Пройдя несколько шагов, девочка вскидывает смуглое личико и тоненьким голоском запевает:

— «Й-а буду до-о-олго гнать веласи-ипе-е-ед…»

Мы с Губастым от хохота валимся друг на друга. Тетка с младенцем одаривает нас недобрым взглядом. Но подают ей щедро, и она быстро забывает о нас.

Смеркается. День прошел — как не было. Но главное — мы едем, едем! Если все будет продолжаться в том же духе, через пару дней — здравствуй, Уссури!

Проезжаем городок Ялуторовск. Низенький древний вокзальчик, по перрону бежит черная собака. Дежурный по станции, одетый в темно-синюю шинель и валенки, лениво отгоняет ее. Мимо идут, торопятся по своим делам люди. Электричка трогается. Сколько еще вот таких вот городков, станций, разъездов нам предстоит проехать? Сотню, две? Впрочем, это не важно. Пусть скучно, пусть холодно, пусть пейзаж за окном вагона навевает тоску — главное, чтобы он уносился назад, а мы двигались вперед, навстречу восходящему солнцу.



…Они вваливаются в вагон, как к себе домой, — с гоготом, матом, дымя сигаретами. Их девять человек, все старшаки, лет восемнадцати-девятнадцати. Черные куртки, черные шапочки. В такой одежде, если что случится, хорошо уходить от косарей. Ни один свидетель не запомнит конкретного человека. Скажут: «Они все в черном были».

В общем, типичная гопота, матерая, бывалая. Они на охоте, они ищут жертву, чтобы развлечься. Немногочисленные пассажиры в нашем вагоне как по команде опускают глаза в пол. Я знаю, о чем сейчас думают эти вот мужчины и женщины. «Только бы не меня, хоть бы не заметили, хоть бы мимо прошли», — вертится в их головах как заклинание.

Мимо нас парни явно не пройдут. Мы, с их точки зрения, — легкая добыча. Малолетки, одни, в полупустом вагоне электрички. Разговаривать с ними бесполезно. «На базаре» тут ничего не решишь.

Сейчас будет весело…

Тёха сует руку в карман — за кастетом. Губастый бледнеет, закусывает пухлую нижнюю губу и лезет за ножом. Сапог отодвигает Шуню к окну. Я сжимаю кулаки.

Парни приближаются. Они уже опрокинули сумку-каталку, выставленную в проход какой-то бабкой, обматерили ее с ног до головы в ответ на возмущенно-испуганное: «Ну что ж вы, ребята?!»

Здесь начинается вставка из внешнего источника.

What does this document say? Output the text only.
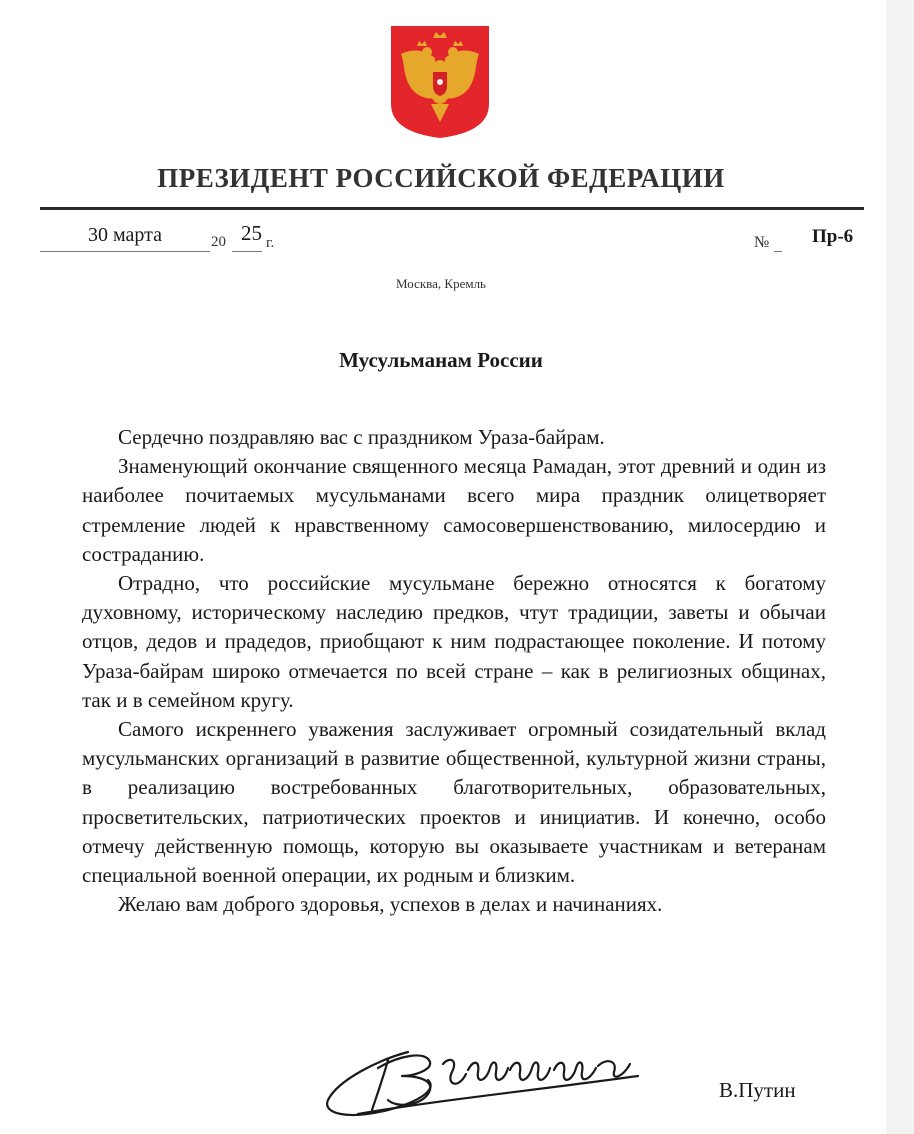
ПРЕЗИДЕНТ РОССИЙСКОЙ ФЕДЕРАЦИИ
30 марта	20 25 г.	№ Пр-6
Москва, Кремль
Мусульманам России

Сердечно поздравляю вас с праздником Ураза-байрам.

Знаменующий окончание священного месяца Рамадан, этот древний и один из наиболее почитаемых мусульманами всего мира праздник олицетворяет стремление людей к нравственному самосовершенствованию, милосердию и состраданию.

Отрадно, что российские мусульмане бережно относятся к богатому духовному, историческому наследию предков, чтут традиции, заветы и обычаи отцов, дедов и прадедов, приобщают к ним подрастающее поколение. И потому Ураза-байрам широко отмечается по всей стране – как в религиозных общинах, так и в семейном кругу.

Самого искреннего уважения заслуживает огромный созидательный вклад мусульманских организаций в развитие общественной, культурной жизни страны, в реализацию востребованных благотворительных, образовательных, просветительских, патриотических проектов и инициатив. И конечно, особо отмечу действенную помощь, которую вы оказываете участникам и ветеранам специальной военной операции, их родным и близким.

Желаю вам доброго здоровья, успехов в делах и начинаниях.

В.Путин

Они уже вяло, без азарта попинали какого-то мужика-работягу и тот уполз из вагона, утирая кровь. И вот теперь их основной, круглолицый здоровяк с оттопыренными ушами, замечает нас.

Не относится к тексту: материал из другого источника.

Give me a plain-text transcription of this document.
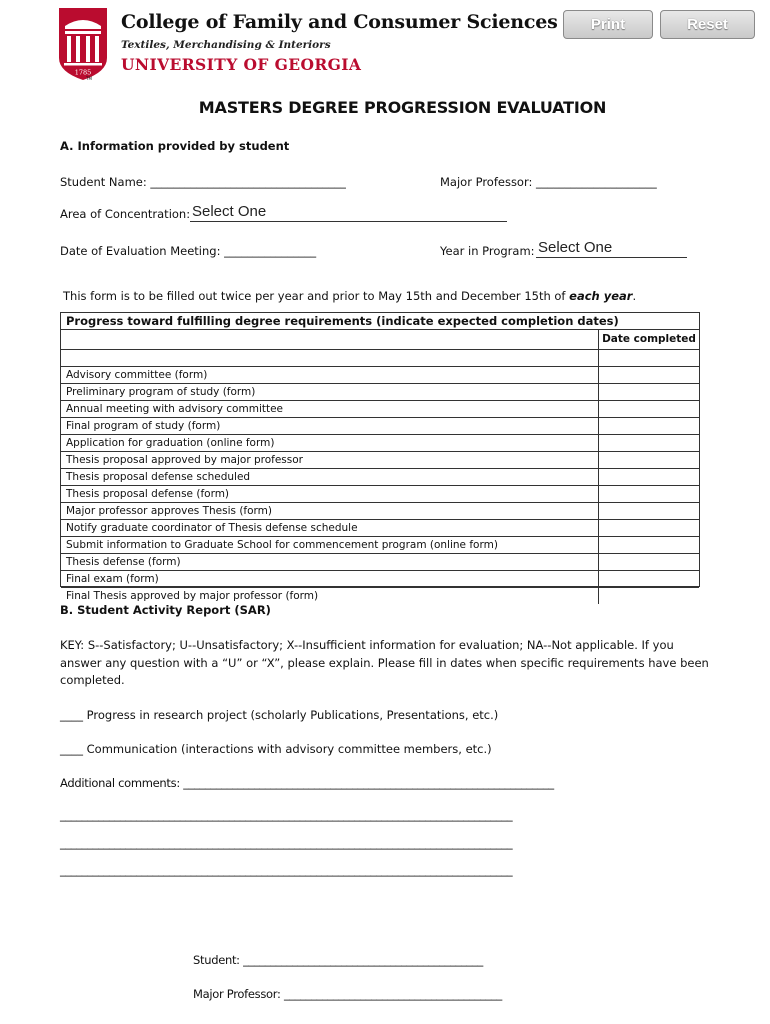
1785
TM
College of Family and Consumer Sciences
Textiles, Merchandising & Interiors
UNIVERSITY OF GEORGIA
Print	Reset
MASTERS DEGREE PROGRESSION EVALUATION
A. Information provided by student
Student Name: __________________________________	Major Professor: _____________________
Area of Concentration: Select One
Date of Evaluation Meeting: ________________	Year in Program: Select One
This form is to be filled out twice per year and prior to May 15th and December 15th of each year.
Progress toward fulfilling degree requirements (indicate expected completion dates)
Date completed
Advisory committee (form)
Preliminary program of study (form)
Annual meeting with advisory committee
Final program of study (form)
Application for graduation (online form)
Thesis proposal approved by major professor
Thesis proposal defense scheduled
Thesis proposal defense (form)
Major professor approves Thesis (form)
Notify graduate coordinator of Thesis defense schedule
Submit information to Graduate School for commencement program (online form)
Thesis defense (form)
Final exam (form)
Final Thesis approved by major professor (form)
B. Student Activity Report (SAR)
KEY: S--Satisfactory; U--Unsatisfactory; X--Insufficient information for evaluation; NA--Not applicable. If you answer any question with a “U” or “X”, please explain. Please fill in dates when specific requirements have been completed.
____ Progress in research project (scholarly Publications, Presentations, etc.)
____ Communication (interactions with advisory committee members, etc.)
Additional comments: ____________________________________________________________________
___________________________________________________________________________________
___________________________________________________________________________________
___________________________________________________________________________________
Student: ____________________________________________
Major Professor: ________________________________________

— О-па! Мо-о-олодежь! Куда едем? — Он плюхается на скамейку, бесцеремонно сдвигая Сапога и Губастого.

Остальные грудятся в проходе, посмеиваются, прислушиваются. От них ощутимо прет перегаром и еще чем-то резко химическим.

Я боюсь. Перед дракой мне всегда страшно. Потом, когда все начнется, когда пропустишь первый удар и почувствуешь солоноватый привкус крови во рту, страх уйдет. Появится злость, азарт, а в конце — даже безразличие. Но до того адреналиновый выброс измучает тебя до полуобморочного состояния.

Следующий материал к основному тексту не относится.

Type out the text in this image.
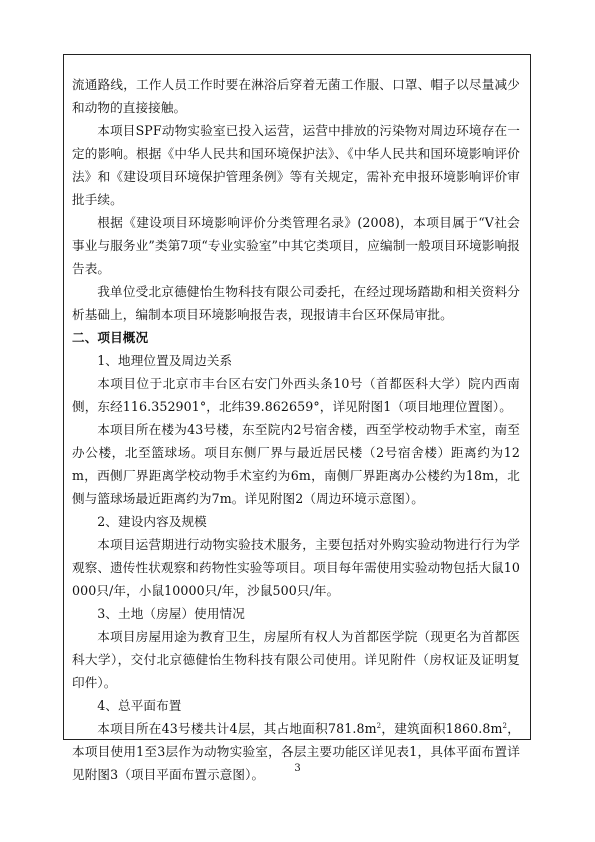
流通路线，工作人员工作时要在淋浴后穿着无菌工作服、口罩、帽子以尽量减少和动物的直接接触。

本项目SPF动物实验室已投入运营，运营中排放的污染物对周边环境存在一定的影响。根据《中华人民共和国环境保护法》、《中华人民共和国环境影响评价法》和《建设项目环境保护管理条例》等有关规定，需补充申报环境影响评价审批手续。

根据《建设项目环境影响评价分类管理名录》(2008)，本项目属于“V社会事业与服务业”类第7项“专业实验室”中其它类项目，应编制一般项目环境影响报告表。

我单位受北京德健怡生物科技有限公司委托，在经过现场踏勘和相关资料分析基础上，编制本项目环境影响报告表，现报请丰台区环保局审批。

二、项目概况

1、地理位置及周边关系

本项目位于北京市丰台区右安门外西头条10号（首都医科大学）院内西南侧，东经116.352901°，北纬39.862659°，详见附图1（项目地理位置图）。

本项目所在楼为43号楼，东至院内2号宿舍楼，西至学校动物手术室，南至办公楼，北至篮球场。项目东侧厂界与最近居民楼（2号宿舍楼）距离约为12m，西侧厂界距离学校动物手术室约为6m，南侧厂界距离办公楼约为18m，北侧与篮球场最近距离约为7m。详见附图2（周边环境示意图）。

2、建设内容及规模

本项目运营期进行动物实验技术服务，主要包括对外购实验动物进行行为学观察、遗传性状观察和药物性实验等项目。项目每年需使用实验动物包括大鼠10000只/年，小鼠10000只/年，沙鼠500只/年。

3、土地（房屋）使用情况

本项目房屋用途为教育卫生，房屋所有权人为首都医学院（现更名为首都医科大学），交付北京德健怡生物科技有限公司使用。详见附件（房权证及证明复印件）。

4、总平面布置

本项目所在43号楼共计4层，其占地面积$781.8m^2$，建筑面积$1860.8m^2$，本项目使用1至3层作为动物实验室，各层主要功能区详见表1，具体平面布置详见附图3（项目平面布置示意图）。	3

Бройлер очень любил поговорить про страх. Он считал его главным орудием власти.

— Только там, где народ боится правителей, существует порядок, — объяснял Бройлер. — Человек произошел от травоядных существ. В случае опасности он стремится убежать, спрятаться. Поэтому в кровь и выбрасываются соответствующие гормоны. Хищники устроены по-другому. В экстремальных ситуациях они спокойны. У них есть клыки и когти, но главное их оружие — именно спокойствие.

Наверное, Бройлер прав. Но тогда получается, что вот эти парни в черных куртках произошли от хищников? Они — потомки тигров и волков, а мы — антилоп и газелей?

Да ну, бред. Просто мы — нормальные люди, а они — уроды, дети воскресенья. Они хотят позабавиться, еще не догадываясь, что праздник будет испорчен.

Кроме меня, я это точно знаю, страх сейчас испытывают Губастый и Шуня. Но Губастый боится так же, как и я, — из-за адреналина. А вот Шуню аж трясет, лицо побелело, в глазах плещется ужас. Это потому, что она у нас недавно и не знает, чем все закончится.

— Че молчим, молодежь? — Основной толкает Сапога. — Че, невежливые, че ли? Борзые, да? Откуда, мля? Городские?

Он взвинчивает себя, постепенно повышая голос. Его приятели перестают гыгыкать, придвигаются, готовые в любую секунду броситься. Если сейчас кто-то из нас пошевелится, встанет, сделает резкое движение — последует команда «фас!», и все. Нам конец — против девятерых мы не выстоим.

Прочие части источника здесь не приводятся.